AI Model Selection: Domestic Solutions and Open-Source Alternatives

Although top-tier flagship models like ChatGPT, Claude, or Gemini are practically unavailable, and we face severe compliance challenges in corporate or team settings, domestic solutions and open-source alternatives are not without potential. While they can’t fully reach the heights of these flagships, they are “good enough” and cost-effective.

DeepSeek has released its latest v3.1, continuing its low-profile style from May when it updated the R1 weights without changing the version number. Although this 3.1 version is sometimes considered an “overachiever” that excels on benchmarks but falters in practice, its low price, the demystification of reasoning, and the “speed always wins” philosophy all reflect the team’s taste for cutting-edge technology. It’s more a matter of finding the right use case—its API calls are excellent for handling daily needs and general tasks.

For coding productivity, Kimi K2’s outstanding performance in agentic abilities would actually be a better choice. A mature setup combining CLI tools like Claude Code with Kimi K2 offers a suitable trade-off between price and performance. Moreover, the hassles of a Claude Pro subscription, along with its strict network and payment requirements, create a significant barrier that discourages many users. Just like Europe’s overly strict safety policies, “Constitutional AI” can sometimes be quite constrained.

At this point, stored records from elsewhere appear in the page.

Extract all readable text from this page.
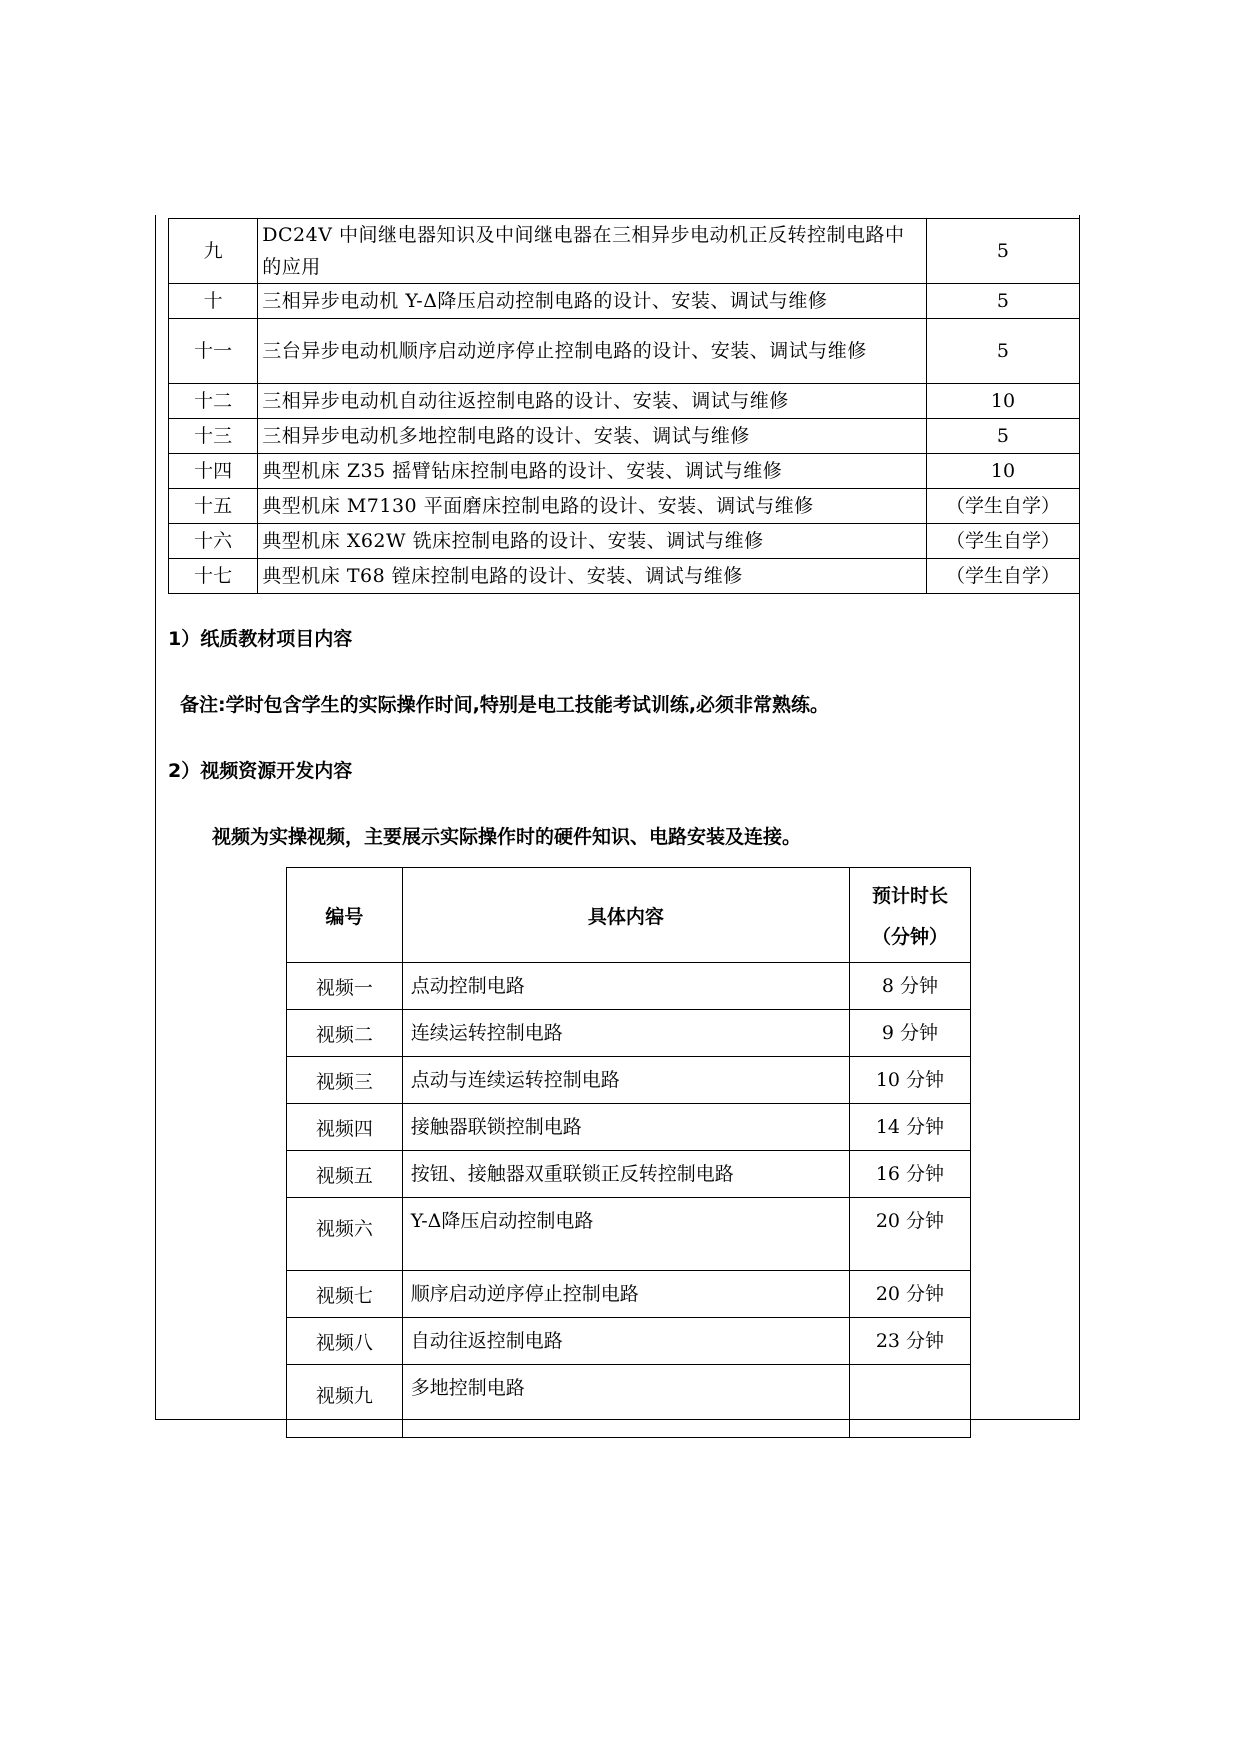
九	DC24V 中间继电器知识及中间继电器在三相异步电动机正反转控制电路中的应用	5
十	三相异步电动机 Y-Δ降压启动控制电路的设计、安装、调试与维修	5
十一	三台异步电动机顺序启动逆序停止控制电路的设计、安装、调试与维修	5
十二	三相异步电动机自动往返控制电路的设计、安装、调试与维修	10
十三	三相异步电动机多地控制电路的设计、安装、调试与维修	5
十四	典型机床 Z35 摇臂钻床控制电路的设计、安装、调试与维修	10
十五	典型机床 M7130 平面磨床控制电路的设计、安装、调试与维修	（学生自学）
十六	典型机床 X62W 铣床控制电路的设计、安装、调试与维修	（学生自学）
十七	典型机床 T68 镗床控制电路的设计、安装、调试与维修	（学生自学）
1）纸质教材项目内容
备注:学时包含学生的实际操作时间,特别是电工技能考试训练,必须非常熟练。
2）视频资源开发内容
视频为实操视频，主要展示实际操作时的硬件知识、电路安装及连接。
编号	具体内容	预计时长
（分钟）

视频一	点动控制电路	8 分钟
视频二	连续运转控制电路	9 分钟
视频三	点动与连续运转控制电路	10 分钟
视频四	接触器联锁控制电路	14 分钟
视频五	按钮、接触器双重联锁正反转控制电路	16 分钟
视频六	Y-Δ降压启动控制电路	20 分钟
视频七	顺序启动逆序停止控制电路	20 分钟
视频八	自动往返控制电路	23 分钟
视频九	多地控制电路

Another giant in domestic open-source models is Qwen, which, alongside Gemini, has been praised as a managerial miracle—Meta’s LLaMA really set a poor precedent. Qwen’s embedding models have always been an excellent choice; they are highly recommended for building vector databases for Retrieval-Augmented Generation (RAG) or other broader tasks.

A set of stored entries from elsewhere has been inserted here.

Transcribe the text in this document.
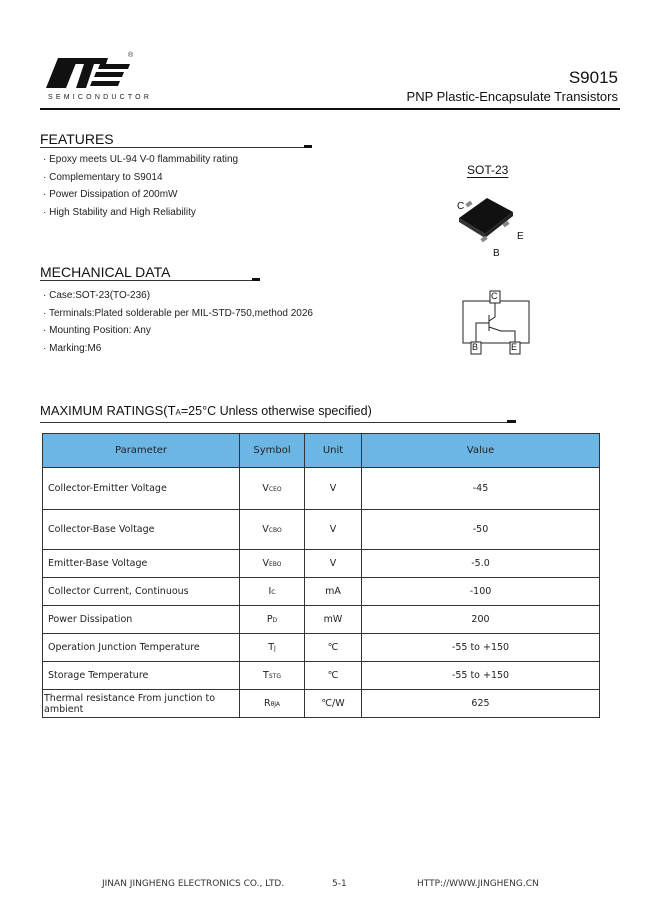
®
SEMICONDUCTOR
S9015
PNP Plastic-Encapsulate Transistors
FEATURES
· Epoxy meets UL-94 V-0 flammability rating
· Complementary to S9014
· Power Dissipation of 200mW
· High Stability and High Reliability
SOT-23
C
E
B
MECHANICAL DATA
· Case:SOT-23(TO-236)
· Terminals:Plated solderable per MIL-STD-750,method 2026
· Mounting Position: Any
· Marking:M6
C
B	E
MAXIMUM RATINGS(TA=25°C Unless otherwise specified)
Parameter	Symbol	Unit	Value
Collector-Emitter Voltage	VCEO	V	-45
Collector-Base Voltage	VCBO	V	-50
Emitter-Base Voltage	VEBO	V	-5.0
Collector Current, Continuous	IC	mA	-100
Power Dissipation	PD	mW	200
Operation Junction Temperature	TJ	℃	-55 to +150
Storage Temperature	TSTG	℃	-55 to +150
Thermal resistance From junction to ambient	RθJA	℃/W	625
JINAN JINGHENG ELECTRONICS CO., LTD.	5-1	HTTP://WWW.JINGHENG.CN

Also noteworthy for performance-intensive tasks is OpenAI’s own open-source model, gpt-oss, which reaches the level of o4-mini and even o3-mini. (This is quite high; even the weight-updated DeepSeek-R1-0528 is still some distance from o4-mini, a fellow reasoning model, representing a situation where the ‘floor’ is higher than the ‘ceiling’.) Therefore, for performance-demanding needs, purchasing cloud services to deploy this open-source model is a great option.

Now, for some very niche but very real needs, we have Gemma 3n. This mobile-first open-source model is incredible: its ultra-compact sub-1B parameter version still supports multimodality! This is an absolute blessing for mobile computing and real-time translation.

In conclusion, as we arrive in August 2025, although the debate between open-source and closed-source models was decisively settled last year in a rather one-sided fashion, this doesn’t stop us from using flexible engineering skills and academic methods to build our own systems. For instance, the paper The Avengers: A Simple Recipe for Uniting Smaller Language Models to Challenge Proprietary Giants uses clustering algorithms with open-source models to achieve results surpassing GPT-4.1 (effectively creating a sort of explicit Mixture of Experts (MoE) architecture). This consistently highlights the essence of engineering: there is no “perfect,” only “most suitable.” To dance within the boundaries of possibility under real-world constraints is precisely the charm of Computer Science.